How to calculate them? before that a simple exercise when $N=1$ what is the center of mass point?

The center of mass points can be calculated in various ways. The one used mostly is called Lloyd's algorithm. First $m_1,m_2,...,m_K$ random center of mass points are generated. These points are again in $N$ dimensional Euclidean space, i.e., $m_i\in\mathbb{R}^N$. Then one calculates for every sample $v_i$ the distance between the initial centeroid candidates $m_i$ and $v_i$. For example for $v_1$ we calculate the Euclidean distance of all $v_1$ to all $m_i$ and we will assign it to the centroid which provides the lowest Euclidean distance. After doing this for all $v_i$, all $v_i$ will be assigned to some $m_i$. Now comes the second step. For every $m_i$ we will take the average of all $v_i$ that were assigned to this $m_i$, in other words the $v_i$ which were found to have the minimum Euslidean distance in the previous step. When we take the average of all $v_i$ which were assigned to say $m_1$, we will take the average of all those $v_i$. This will give us a new centroid candidate $m_1^*$. After finding all new centroid candidates, we go back to the first step and again assign ever $v_i$ to $m_i^*$ and interate until the convergence.
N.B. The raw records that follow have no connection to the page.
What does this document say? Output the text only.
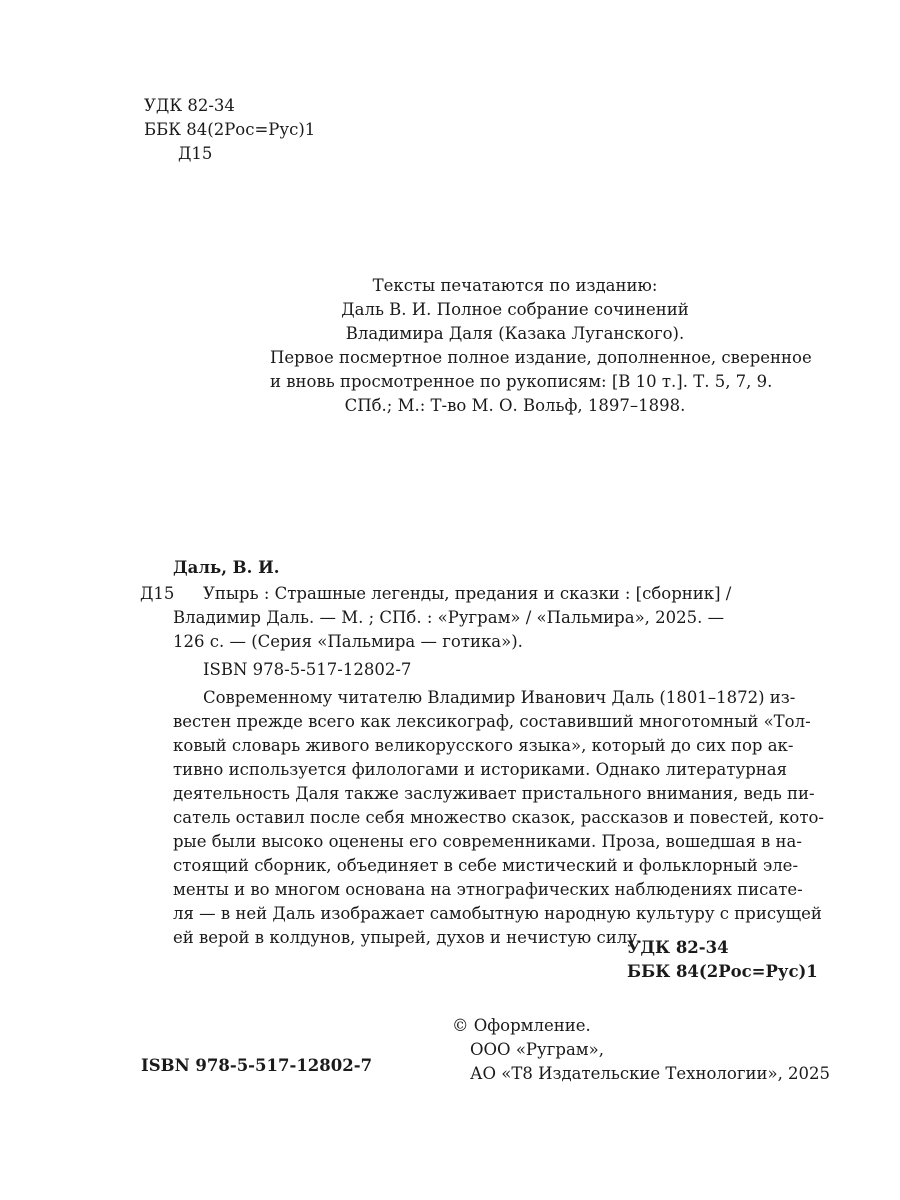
УДК 82-34
ББК 84(2Рос=Рус)1
Д15
Тексты печатаются по изданию:
Даль В. И. Полное собрание сочинений
Владимира Даля (Казака Луганского).
Первое посмертное полное издание, дополненное, сверенное
и вновь просмотренное по рукописям: [В 10 т.]. Т. 5, 7, 9.
СПб.; М.: Т-во М. О. Вольф, 1897–1898.
Даль, В. И.
Д15 Упырь : Страшные легенды, предания и сказки : [сборник] /
Владимир Даль. — М. ; СПб. : «Руграм» / «Пальмира», 2025. —
126 с. — (Серия «Пальмира — готика»).
ISBN 978-5-517-12802-7
Современному читателю Владимир Иванович Даль (1801–1872) из-
вестен прежде всего как лексикограф, составивший многотомный «Тол-
ковый словарь живого великорусского языка», который до сих пор ак-
тивно используется филологами и историками. Однако литературная
деятельность Даля также заслуживает пристального внимания, ведь пи-
сатель оставил после себя множество сказок, рассказов и повестей, кото-
рые были высоко оценены его современниками. Проза, вошедшая в на-
стоящий сборник, объединяет в себе мистический и фольклорный эле-
менты и во многом основана на этнографических наблюдениях писате-
ля — в ней Даль изображает самобытную народную культуру с присущей
ей верой в колдунов, упырей, духов и нечистую силу.
УДК 82-34
ББК 84(2Рос=Рус)1
© Оформление.
ООО «Руграм»,
АО «Т8 Издательские Технологии», 2025
ISBN 978-5-517-12802-7
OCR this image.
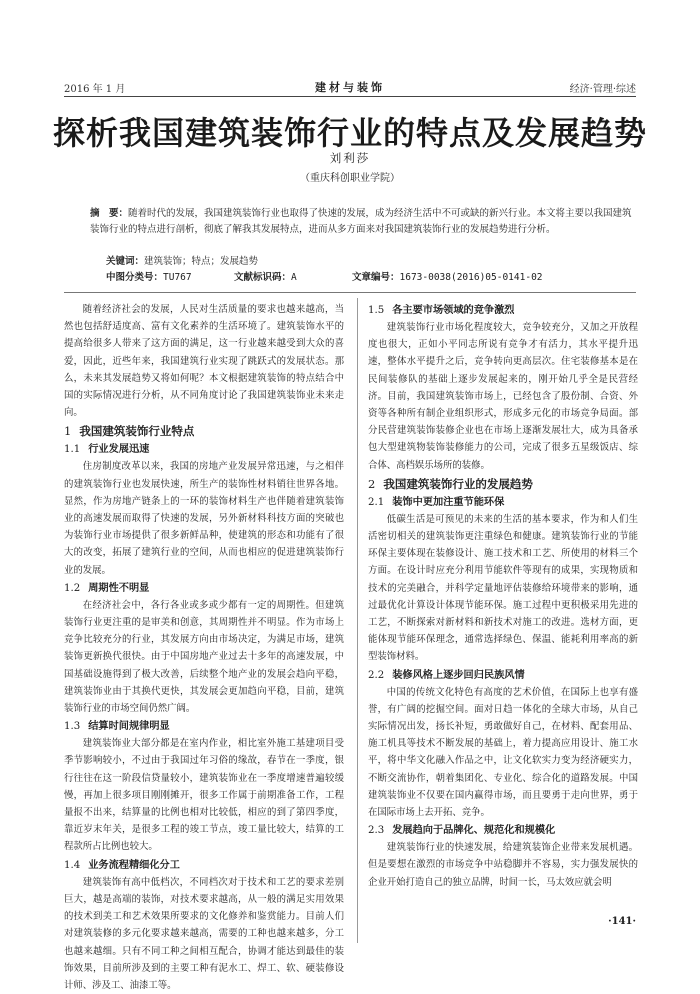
2016 年 1 月	建材与装饰	经济·管理·综述
探析我国建筑装饰行业的特点及发展趋势
刘利莎
（重庆科创职业学院）
摘　要：随着时代的发展，我国建筑装饰行业也取得了快速的发展，成为经济生活中不可或缺的新兴行业。本文将主要以我国建筑装饰行业的特点进行剖析，彻底了解我其发展特点，进而从多方面来对我国建筑装饰行业的发展趋势进行分析。
关键词：建筑装饰；特点；发展趋势
中图分类号：TU767	文献标识码：A	文章编号：1673-0038(2016)05-0141-02

随着经济社会的发展，人民对生活质量的要求也越来越高，当然也包括舒适度高、富有文化素养的生活环境了。建筑装饰水平的提高给很多人带来了这方面的满足，这一行业越来越受到大众的喜爱，因此，近些年来，我国建筑行业实现了跳跃式的发展状态。那么，未来其发展趋势又将如何呢？本文根据建筑装饰的特点结合中国的实际情况进行分析，从不同角度讨论了我国建筑装饰业未来走向。

1 我国建筑装饰行业特点
1.1 行业发展迅速

住房制度改革以来，我国的房地产业发展异常迅速，与之相伴的建筑装饰行业也发展快速，所生产的装饰性材料销往世界各地。显然，作为房地产链条上的一环的装饰材料生产也伴随着建筑装饰业的高速发展而取得了快速的发展，另外新材料科技方面的突破也为装饰行业市场提供了很多新鲜品种，使建筑的形态和功能有了很大的改变，拓展了建筑行业的空间，从而也相应的促进建筑装饰行业的发展。

1.2 周期性不明显

在经济社会中，各行各业或多或少都有一定的周期性。但建筑装饰行业更注重的是审美和创意，其周期性并不明显。作为市场上竞争比较充分的行业，其发展方向由市场决定，为满足市场，建筑装饰更新换代很快。由于中国房地产业过去十多年的高速发展，中国基础设施得到了极大改善，后续整个地产业的发展会趋向平稳，建筑装饰业由于其换代更快，其发展会更加趋向平稳，目前，建筑装饰行业的市场空间仍然广阔。

1.3 结算时间规律明显

建筑装饰业大部分都是在室内作业，相比室外施工基建项目受季节影响较小，不过由于我国过年习俗的缘故，春节在一季度，银行往往在这一阶段信贷量较小，建筑装饰业在一季度增速普遍较缓慢，再加上很多项目刚刚摊开，很多工作属于前期准备工作，工程量报不出来，结算量的比例也相对比较低，相应的到了第四季度，靠近岁末年关，是很多工程的竣工节点，竣工量比较大，结算的工程款所占比例也较大。

1.4 业务流程精细化分工

建筑装饰有高中低档次，不同档次对于技术和工艺的要求差别巨大，越是高端的装饰，对技术要求越高，从一般的满足实用效果的技术到美工和艺术效果所要求的文化修养和鉴赏能力。目前人们对建筑装修的多元化要求越来越高，需要的工种也越来越多，分工也越来越细。只有不同工种之间相互配合，协调才能达到最佳的装饰效果，目前所涉及到的主要工种有泥水工、焊工、软、硬装修设计师、涉及工、油漆工等。

1.5 各主要市场领域的竞争激烈

建筑装饰行业市场化程度较大，竞争较充分，又加之开放程度也很大，正如小平同志所说有竞争才有活力，其水平提升迅速，整体水平提升之后，竞争转向更高层次。住宅装修基本是在民间装修队的基础上逐步发展起来的，刚开始几乎全是民营经济。目前，我国建筑装饰市场上，已经包含了股份制、合资、外资等各种所有制企业组织形式，形成多元化的市场竞争局面。部分民营建筑装饰装修企业也在市场上逐渐发展壮大，成为具备承包大型建筑物装饰装修能力的公司，完成了很多五星级饭店、综合体、高档娱乐场所的装修。

2 我国建筑装饰行业的发展趋势
2.1 装饰中更加注重节能环保

低碳生活是可预见的未来的生活的基本要求，作为和人们生活密切相关的建筑装饰更注重绿色和健康。建筑装饰行业的节能环保主要体现在装修设计、施工技术和工艺、所使用的材料三个方面。在设计时应充分利用节能软件等现有的成果，实现物质和技术的完美融合，并科学定量地评估装修给环境带来的影响，通过最优化计算设计体现节能环保。施工过程中更积极采用先进的工艺，不断探索对新材料和新技术对施工的改进。选材方面，更能体现节能环保理念，通常选择绿色、保温、能耗利用率高的新型装饰材料。

2.2 装修风格上逐步回归民族风情

中国的传统文化特色有高度的艺术价值，在国际上也享有盛誉，有广阔的挖掘空间。面对日趋一体化的全球大市场，从自己实际情况出发，扬长补短，勇敢做好自己，在材料、配套用品、施工机具等技术不断发展的基础上，着力提高应用设计、施工水平，将中华文化融入作品之中，让文化软实力变为经济硬实力，不断交流协作，朝着集团化、专业化、综合化的道路发展。中国建筑装饰业不仅要在国内赢得市场，而且要勇于走向世界，勇于在国际市场上去开拓、竞争。

2.3 发展趋向于品牌化、规范化和规模化

建筑装饰行业的快速发展，给建筑装饰企业带来发展机遇。但是要想在激烈的市场竞争中站稳脚并不容易，实力强发展快的企业开始打造自己的独立品牌，时间一长，马太效应就会明

·141·
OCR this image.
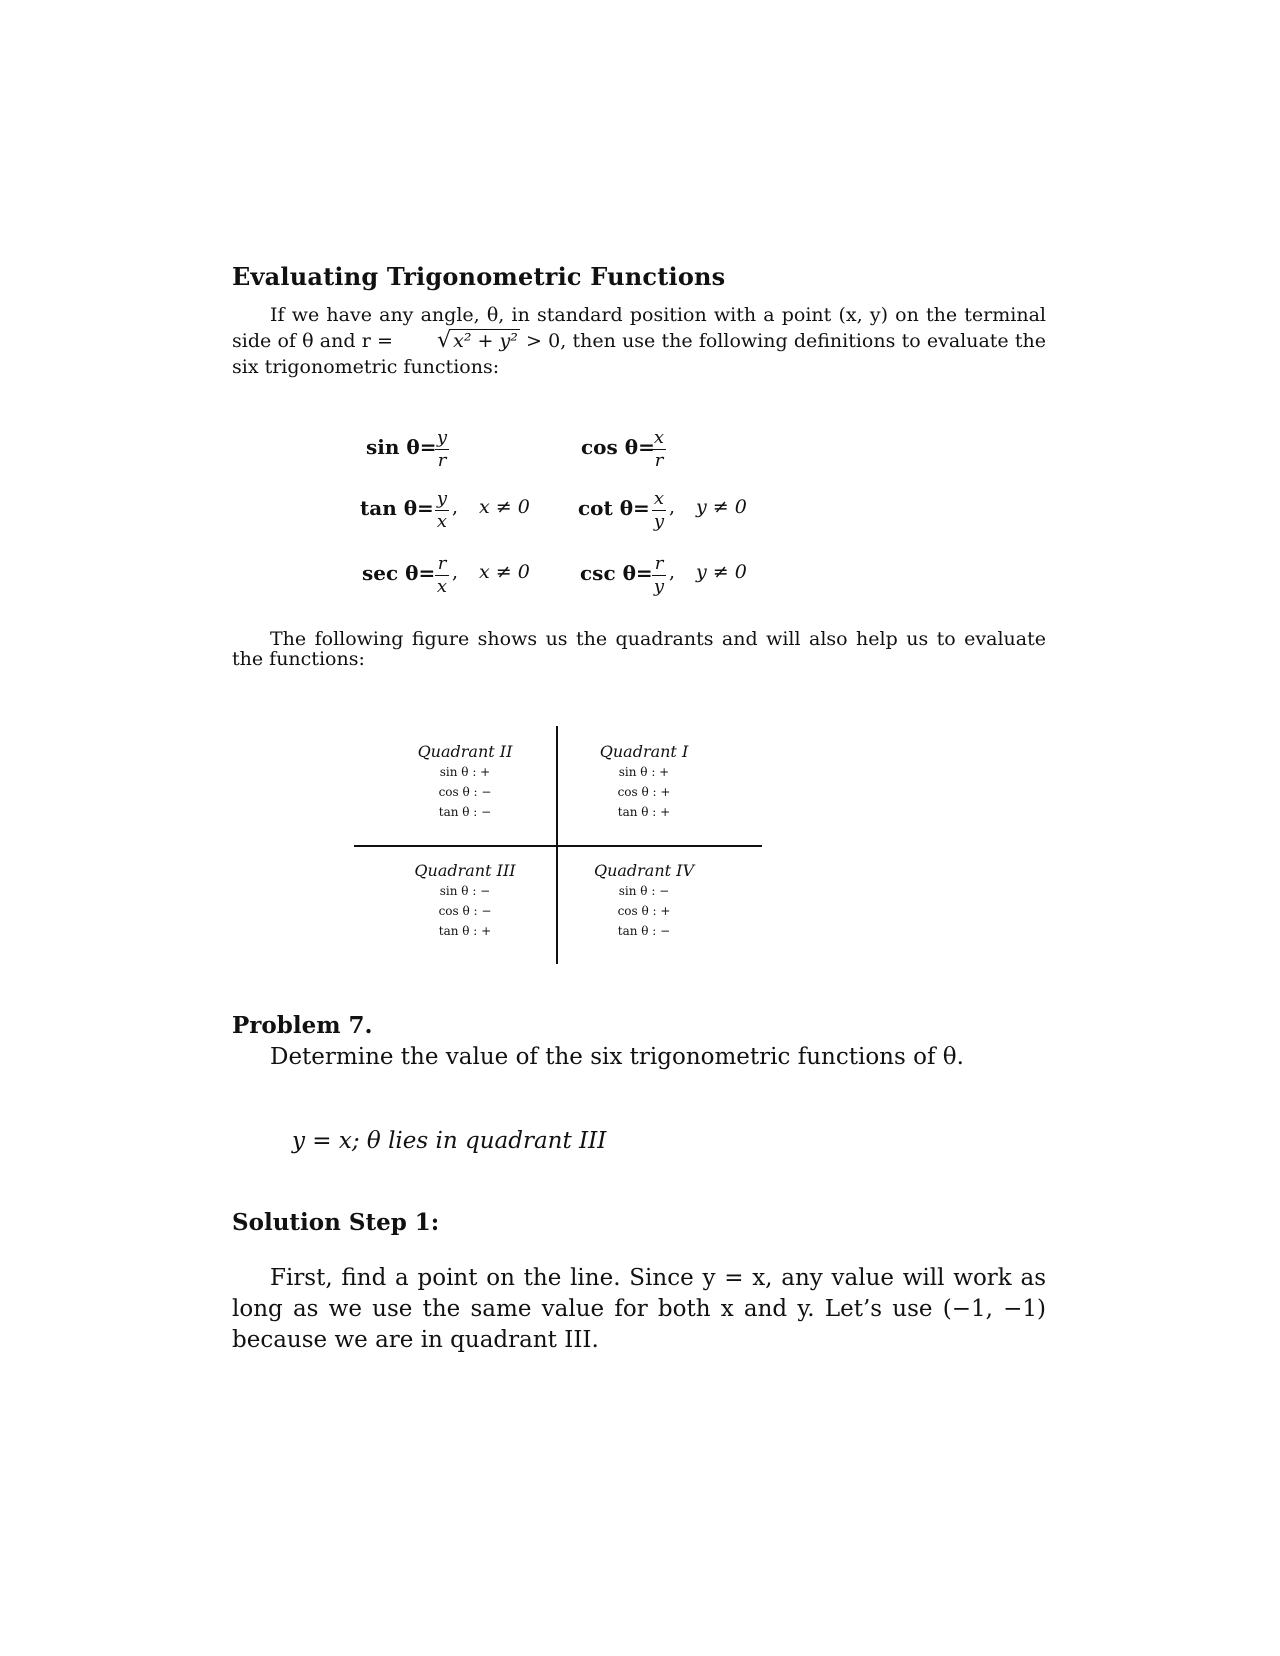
Evaluating Trigonometric Functions
If we have any angle, θ, in standard position with a point (x, y) on the terminal side of θ and r = √ x² + y² > 0, then use the following definitions to evaluate the six trigonometric functions:
sin θ= y
r
cos θ= x
r
tan θ= y
x
, x ≠ 0 cot θ= x
y
, y ≠ 0
sec θ= r
x
, x ≠ 0	csc θ= r
y
, y ≠ 0
The following figure shows us the quadrants and will also help us to evaluate the functions:
Quadrant II
sin θ : +
cos θ : −
tan θ : −
Quadrant I
sin θ : +
cos θ : +
tan θ : +
Quadrant III
sin θ : −
cos θ : −
tan θ : +
Quadrant IV
sin θ : −
cos θ : +
tan θ : −
Problem 7.
Determine the value of the six trigonometric functions of θ.
y = x; θ lies in quadrant III
Solution Step 1:
First, find a point on the line. Since y = x, any value will work as long as we use the same value for both x and y. Let’s use (−1, −1) because we are in quadrant III.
Lets come to your question. For every center of mass point after the convergence there will be a single centroid say $c_i$. It is then the sum of squared differences of all your vectors to the centroid which they belong. Something like this: $\mathrm{var}(j)=\sum_{i=1}^T||v_i-c_j||^2$. Here $T$ is the total number of vectors which belong to this centroid. Do not confuse with $m_i$ and $c_i$. $c_i$ is the resulting center of mass after all iterations and $m_i$ is the center of mass during the iterating. Basically last $m_i$ is the same with $c_i$.

In your definition there is a problem. There is no $k$ at the right side of the equation for example. I dont understand what $c_{p(i)}$ is. If $p_i$ is related to each iteration, then the variance must be calculated over all iterations namely over all centroid candidates with their corresponding assigned vectors $v_i$. Otherwise it is as I told before.

The second formula says that you first find the average of all $v_i$ this is another vector which is called $\bar{x}$ in your formula. Then what you are doing is simply find the squared Euclidean distance between $\bar{x}$ and all the centroid points. Then this value is weighted by some weight $n_j$ for every cluster $j$ and summed. The meaning of this formula is that every cluster may have different within variance characteristics and one might wanna include this into intercluster variance calculation or it might be some other purposes. I cannot say it from this formulation.